Here are Isaac Asimov’s Three Laws of Robotics:

1. A robot may not injure a human being, or, through inaction, allow a human being to come to harm.

2. A robot must obey the orders given it by human beings, except where such orders would conflict with the First Law.

3. A robot must protect its own existence, except where such protection would conflict with the First or Second Law.

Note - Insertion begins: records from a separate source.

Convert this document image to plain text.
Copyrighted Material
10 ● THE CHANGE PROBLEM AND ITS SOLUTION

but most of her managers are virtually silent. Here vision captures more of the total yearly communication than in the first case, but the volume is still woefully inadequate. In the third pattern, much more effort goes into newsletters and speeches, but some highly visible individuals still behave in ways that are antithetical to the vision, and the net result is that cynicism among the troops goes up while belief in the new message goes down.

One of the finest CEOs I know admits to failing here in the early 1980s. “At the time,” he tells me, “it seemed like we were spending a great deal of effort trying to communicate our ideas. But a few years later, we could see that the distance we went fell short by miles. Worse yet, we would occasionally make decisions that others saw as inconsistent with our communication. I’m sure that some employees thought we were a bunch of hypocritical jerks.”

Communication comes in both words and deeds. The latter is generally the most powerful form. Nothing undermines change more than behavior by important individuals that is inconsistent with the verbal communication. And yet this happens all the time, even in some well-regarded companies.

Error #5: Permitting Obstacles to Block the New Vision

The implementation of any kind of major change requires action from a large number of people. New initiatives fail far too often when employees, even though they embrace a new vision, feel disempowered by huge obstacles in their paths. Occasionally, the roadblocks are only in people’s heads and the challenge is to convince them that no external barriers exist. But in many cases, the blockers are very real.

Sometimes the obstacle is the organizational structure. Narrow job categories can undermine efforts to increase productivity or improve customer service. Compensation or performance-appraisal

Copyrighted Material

You may be surprised to learn that there is some question whether Isaac actually penned his own laws! To clear this up, I think it is only just that the Good Doctor have the last word. Here is Isaac’s account of a fateful conversation that took place on December 23, 1940, quoting once again from Counting the Eons:

"It wasn’t, however, till ‘Run-around,’ my fourth robot story, that it all came together in the Three Laws in their present wording, and that was because John Campbell, the late great editor of Astounding, quoted them to me. It always seemed to me that John invented those Laws, but whenever I accused him of that, he always said that they were in my stories and I just hadn’t bothered to isolate them. Perhaps he was right."